Sawyer told the audience, composed primarily of broadcasters and program producers that they can expect that change will only accelerate. The world has changed dramatically in the past 25 years. But as great as that change feels, we will experience a similar magnitude of change in the next 10 years. And change equal to that in the subsequent five years. And the next 2.5 years…
The future is 3D. The future is virtual reality. The future will eliminate the distinction between our online life and our real world life. The distinction in resolution of the online world will reach parity with the real world. And as it does, we will not distinguish between the two.
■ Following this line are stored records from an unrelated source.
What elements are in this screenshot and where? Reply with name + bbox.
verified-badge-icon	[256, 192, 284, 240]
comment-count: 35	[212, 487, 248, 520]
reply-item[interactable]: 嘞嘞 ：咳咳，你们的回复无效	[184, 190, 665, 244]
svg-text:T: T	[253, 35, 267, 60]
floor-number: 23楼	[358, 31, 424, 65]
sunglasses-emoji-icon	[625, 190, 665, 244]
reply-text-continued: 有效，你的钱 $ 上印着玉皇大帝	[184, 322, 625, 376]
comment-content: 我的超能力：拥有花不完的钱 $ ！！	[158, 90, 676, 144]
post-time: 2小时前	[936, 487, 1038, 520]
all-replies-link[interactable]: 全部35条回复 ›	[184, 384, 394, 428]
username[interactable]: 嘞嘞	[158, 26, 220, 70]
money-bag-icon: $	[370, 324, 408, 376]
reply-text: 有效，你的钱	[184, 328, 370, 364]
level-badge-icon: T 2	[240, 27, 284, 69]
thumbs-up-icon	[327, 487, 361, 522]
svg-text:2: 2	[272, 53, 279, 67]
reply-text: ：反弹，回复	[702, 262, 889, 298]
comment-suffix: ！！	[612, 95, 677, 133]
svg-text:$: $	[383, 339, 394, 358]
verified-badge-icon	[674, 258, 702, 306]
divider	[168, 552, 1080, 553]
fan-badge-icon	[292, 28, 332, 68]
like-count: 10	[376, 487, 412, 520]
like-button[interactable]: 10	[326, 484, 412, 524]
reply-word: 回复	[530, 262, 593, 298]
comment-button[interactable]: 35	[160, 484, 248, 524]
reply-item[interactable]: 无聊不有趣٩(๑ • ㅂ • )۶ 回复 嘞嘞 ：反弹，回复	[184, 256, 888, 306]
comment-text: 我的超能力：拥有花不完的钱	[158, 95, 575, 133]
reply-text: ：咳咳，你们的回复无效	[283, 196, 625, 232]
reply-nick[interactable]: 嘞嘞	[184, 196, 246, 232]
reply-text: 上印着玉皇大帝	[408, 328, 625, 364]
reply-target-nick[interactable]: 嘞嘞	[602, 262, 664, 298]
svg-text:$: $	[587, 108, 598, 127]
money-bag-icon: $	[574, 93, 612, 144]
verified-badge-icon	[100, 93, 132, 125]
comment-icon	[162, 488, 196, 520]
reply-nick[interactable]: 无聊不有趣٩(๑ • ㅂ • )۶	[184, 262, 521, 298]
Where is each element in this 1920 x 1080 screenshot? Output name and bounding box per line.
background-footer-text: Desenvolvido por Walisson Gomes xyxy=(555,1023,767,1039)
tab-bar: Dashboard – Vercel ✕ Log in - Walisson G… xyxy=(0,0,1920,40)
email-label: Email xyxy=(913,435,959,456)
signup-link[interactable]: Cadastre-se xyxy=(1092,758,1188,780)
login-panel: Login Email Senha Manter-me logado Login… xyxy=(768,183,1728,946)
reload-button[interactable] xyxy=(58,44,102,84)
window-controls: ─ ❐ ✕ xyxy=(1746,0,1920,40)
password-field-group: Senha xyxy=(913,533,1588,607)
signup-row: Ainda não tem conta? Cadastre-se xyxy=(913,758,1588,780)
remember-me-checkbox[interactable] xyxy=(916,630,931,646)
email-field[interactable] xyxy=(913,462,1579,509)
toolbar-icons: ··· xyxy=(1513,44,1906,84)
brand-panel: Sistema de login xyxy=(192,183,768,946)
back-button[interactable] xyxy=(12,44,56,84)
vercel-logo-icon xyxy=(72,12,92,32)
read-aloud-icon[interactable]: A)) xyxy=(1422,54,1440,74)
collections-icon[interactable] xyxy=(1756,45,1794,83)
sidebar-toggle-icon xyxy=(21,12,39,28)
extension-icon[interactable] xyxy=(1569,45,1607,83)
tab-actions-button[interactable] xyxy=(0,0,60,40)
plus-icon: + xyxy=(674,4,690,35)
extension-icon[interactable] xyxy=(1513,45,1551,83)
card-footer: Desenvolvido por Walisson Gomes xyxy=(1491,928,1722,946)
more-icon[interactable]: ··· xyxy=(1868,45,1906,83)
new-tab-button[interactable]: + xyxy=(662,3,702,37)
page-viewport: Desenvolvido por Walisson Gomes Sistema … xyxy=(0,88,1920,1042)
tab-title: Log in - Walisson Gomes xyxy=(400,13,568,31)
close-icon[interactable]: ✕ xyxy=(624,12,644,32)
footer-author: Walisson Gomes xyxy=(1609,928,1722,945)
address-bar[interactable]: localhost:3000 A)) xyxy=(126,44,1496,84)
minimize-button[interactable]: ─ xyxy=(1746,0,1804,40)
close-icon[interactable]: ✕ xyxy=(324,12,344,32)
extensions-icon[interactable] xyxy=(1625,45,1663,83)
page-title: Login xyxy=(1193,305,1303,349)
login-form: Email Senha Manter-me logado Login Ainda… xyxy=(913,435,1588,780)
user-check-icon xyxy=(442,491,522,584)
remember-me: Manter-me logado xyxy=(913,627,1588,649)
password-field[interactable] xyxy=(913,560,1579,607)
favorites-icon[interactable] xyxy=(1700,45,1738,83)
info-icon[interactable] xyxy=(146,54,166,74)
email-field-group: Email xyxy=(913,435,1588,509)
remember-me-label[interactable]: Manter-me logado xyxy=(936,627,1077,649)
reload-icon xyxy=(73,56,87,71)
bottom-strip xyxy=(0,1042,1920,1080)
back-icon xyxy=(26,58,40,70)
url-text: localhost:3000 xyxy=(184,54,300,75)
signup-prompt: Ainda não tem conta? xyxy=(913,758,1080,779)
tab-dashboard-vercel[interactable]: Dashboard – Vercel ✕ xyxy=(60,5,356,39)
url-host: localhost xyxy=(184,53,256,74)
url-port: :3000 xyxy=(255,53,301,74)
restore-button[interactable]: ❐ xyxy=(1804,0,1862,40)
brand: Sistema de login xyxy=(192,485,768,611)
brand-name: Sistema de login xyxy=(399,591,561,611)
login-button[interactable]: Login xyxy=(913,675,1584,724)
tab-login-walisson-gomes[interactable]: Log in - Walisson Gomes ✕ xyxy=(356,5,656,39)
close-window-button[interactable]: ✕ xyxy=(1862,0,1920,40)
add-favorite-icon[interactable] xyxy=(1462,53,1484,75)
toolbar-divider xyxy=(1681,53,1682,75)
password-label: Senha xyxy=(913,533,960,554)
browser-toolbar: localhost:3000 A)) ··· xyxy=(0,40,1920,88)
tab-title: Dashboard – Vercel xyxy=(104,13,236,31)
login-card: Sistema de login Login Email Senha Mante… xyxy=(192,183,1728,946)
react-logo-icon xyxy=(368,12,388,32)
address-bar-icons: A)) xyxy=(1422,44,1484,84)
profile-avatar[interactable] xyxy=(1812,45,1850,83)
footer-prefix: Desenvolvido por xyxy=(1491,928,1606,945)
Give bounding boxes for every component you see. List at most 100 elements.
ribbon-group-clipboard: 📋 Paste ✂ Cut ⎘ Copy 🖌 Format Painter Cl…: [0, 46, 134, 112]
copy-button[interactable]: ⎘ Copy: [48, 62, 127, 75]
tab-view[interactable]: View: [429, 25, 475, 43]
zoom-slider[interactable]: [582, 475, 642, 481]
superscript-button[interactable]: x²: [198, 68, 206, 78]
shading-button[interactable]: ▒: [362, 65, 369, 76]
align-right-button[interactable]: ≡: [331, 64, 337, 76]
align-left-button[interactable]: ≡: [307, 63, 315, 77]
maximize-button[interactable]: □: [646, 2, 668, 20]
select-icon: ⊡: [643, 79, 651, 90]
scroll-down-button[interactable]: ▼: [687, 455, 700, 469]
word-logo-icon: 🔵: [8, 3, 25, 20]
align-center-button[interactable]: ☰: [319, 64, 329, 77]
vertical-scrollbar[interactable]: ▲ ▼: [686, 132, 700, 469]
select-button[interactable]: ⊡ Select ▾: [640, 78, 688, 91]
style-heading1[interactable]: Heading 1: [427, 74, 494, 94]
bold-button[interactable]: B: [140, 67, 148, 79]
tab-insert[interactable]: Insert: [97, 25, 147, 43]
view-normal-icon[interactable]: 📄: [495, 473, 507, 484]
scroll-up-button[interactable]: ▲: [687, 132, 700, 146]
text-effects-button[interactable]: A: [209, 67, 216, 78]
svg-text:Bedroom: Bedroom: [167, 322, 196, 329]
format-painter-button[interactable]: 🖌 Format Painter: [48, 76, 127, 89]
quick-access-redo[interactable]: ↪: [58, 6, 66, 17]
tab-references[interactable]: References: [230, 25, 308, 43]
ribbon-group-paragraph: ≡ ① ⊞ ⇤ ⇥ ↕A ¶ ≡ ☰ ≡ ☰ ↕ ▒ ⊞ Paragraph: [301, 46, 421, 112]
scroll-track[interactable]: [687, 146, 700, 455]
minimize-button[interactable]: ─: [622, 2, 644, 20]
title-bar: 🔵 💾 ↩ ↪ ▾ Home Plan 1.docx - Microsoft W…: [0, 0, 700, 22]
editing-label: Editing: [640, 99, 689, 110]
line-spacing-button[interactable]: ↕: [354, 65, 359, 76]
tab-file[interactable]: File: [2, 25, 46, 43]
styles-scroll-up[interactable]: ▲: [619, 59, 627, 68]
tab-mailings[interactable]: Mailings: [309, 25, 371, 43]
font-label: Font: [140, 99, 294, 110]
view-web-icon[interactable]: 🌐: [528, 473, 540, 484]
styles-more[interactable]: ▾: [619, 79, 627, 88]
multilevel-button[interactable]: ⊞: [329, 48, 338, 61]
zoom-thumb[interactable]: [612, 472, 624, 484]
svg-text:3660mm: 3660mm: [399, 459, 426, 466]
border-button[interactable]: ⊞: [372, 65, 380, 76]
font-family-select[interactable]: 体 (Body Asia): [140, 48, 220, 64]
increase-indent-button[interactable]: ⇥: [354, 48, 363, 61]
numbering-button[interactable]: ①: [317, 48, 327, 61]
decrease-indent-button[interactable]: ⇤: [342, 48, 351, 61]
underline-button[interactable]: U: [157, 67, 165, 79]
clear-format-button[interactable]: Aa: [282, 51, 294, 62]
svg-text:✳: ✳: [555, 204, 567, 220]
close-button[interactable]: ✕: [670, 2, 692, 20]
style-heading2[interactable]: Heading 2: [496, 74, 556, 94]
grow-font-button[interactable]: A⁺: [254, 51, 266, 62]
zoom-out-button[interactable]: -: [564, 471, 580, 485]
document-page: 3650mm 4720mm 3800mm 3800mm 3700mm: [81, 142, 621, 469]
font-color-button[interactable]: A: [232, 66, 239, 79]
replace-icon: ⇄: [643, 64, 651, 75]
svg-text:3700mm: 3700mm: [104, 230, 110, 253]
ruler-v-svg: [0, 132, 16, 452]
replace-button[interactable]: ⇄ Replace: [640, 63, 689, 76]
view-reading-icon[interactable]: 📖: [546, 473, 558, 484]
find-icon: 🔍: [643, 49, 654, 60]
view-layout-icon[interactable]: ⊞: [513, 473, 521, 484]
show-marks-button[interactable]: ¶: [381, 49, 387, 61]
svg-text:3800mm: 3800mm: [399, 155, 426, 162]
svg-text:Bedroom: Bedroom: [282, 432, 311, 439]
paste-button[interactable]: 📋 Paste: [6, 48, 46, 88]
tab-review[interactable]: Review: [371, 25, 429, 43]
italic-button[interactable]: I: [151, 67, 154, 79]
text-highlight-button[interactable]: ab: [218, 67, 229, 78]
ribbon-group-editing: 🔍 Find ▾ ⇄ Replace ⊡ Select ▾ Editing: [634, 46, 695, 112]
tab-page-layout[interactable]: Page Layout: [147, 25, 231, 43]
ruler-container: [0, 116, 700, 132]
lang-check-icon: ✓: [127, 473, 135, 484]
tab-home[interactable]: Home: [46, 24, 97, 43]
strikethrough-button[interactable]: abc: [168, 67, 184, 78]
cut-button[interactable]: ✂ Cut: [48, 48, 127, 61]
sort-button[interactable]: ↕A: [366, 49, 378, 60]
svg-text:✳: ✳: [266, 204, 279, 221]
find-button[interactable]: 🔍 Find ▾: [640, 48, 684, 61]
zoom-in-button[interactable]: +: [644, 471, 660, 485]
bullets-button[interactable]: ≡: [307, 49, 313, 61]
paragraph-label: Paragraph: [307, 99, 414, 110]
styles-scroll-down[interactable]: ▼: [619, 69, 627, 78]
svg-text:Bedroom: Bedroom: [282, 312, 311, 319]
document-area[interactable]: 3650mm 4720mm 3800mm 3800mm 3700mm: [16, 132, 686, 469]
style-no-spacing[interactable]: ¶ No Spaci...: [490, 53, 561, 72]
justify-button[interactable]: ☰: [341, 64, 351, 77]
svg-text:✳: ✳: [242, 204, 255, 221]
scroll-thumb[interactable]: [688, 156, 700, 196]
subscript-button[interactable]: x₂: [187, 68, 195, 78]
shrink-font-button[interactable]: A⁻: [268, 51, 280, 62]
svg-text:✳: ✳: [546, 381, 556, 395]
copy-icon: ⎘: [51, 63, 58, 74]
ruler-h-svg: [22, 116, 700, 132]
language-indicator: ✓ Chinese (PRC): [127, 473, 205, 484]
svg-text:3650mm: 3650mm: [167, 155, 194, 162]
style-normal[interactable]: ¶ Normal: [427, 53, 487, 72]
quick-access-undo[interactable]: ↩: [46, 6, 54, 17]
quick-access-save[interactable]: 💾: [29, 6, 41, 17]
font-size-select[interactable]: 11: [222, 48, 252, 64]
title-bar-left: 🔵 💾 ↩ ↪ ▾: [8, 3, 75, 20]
We will see the end of downloads. All content will stream. Storage will become virtually limitless.
We will see an enormous uplifting in the quality of the content produced by prosumers. They will take advantage of higher resolution, unlimited bandwidth and storage along with the tools that exist today to produce content that equals that which is currently produced by the studios and big networks.
We’re moving away from the big studio. We’re moving away from the big company. Companies will only be able to cope with the pace of change by breaking down the vertical silos.
As corporate producers find themselves competing with prosumer content that is virtually free, they will face the challenge of finding a way to monetize their own content.
Branding will be important in any attempt to do this. Content producers must raise awareness of their personal brand in a world in which the branding of aggregators like YouTube has been superimposed on the creators’ brand.
Traditional media companies will only be able to survive if they go beyond copying prosumer trends to imagine the next innovations, the next trends and move to try them before the prosumers do.
Independent and prosumer content producers will be in a struggle with large traditional companies. In an era in which the traditional economics have scarcity have been superseded by the economics of digital abundance, the large companies have lost their advantage over the independents and prosumers.
As both large and small producers struggle to succeed in this new world, the winners will be those who connect more. New connections will yield new ideas and new patterns. Traditional media must recognize this and accelerate their contact with the new prosumer and independent producers.
These will be the new corporate and production organisms that emerge in the new world much as man emerged after asteroid wiped out the dinosaurs. The dawn of a new era.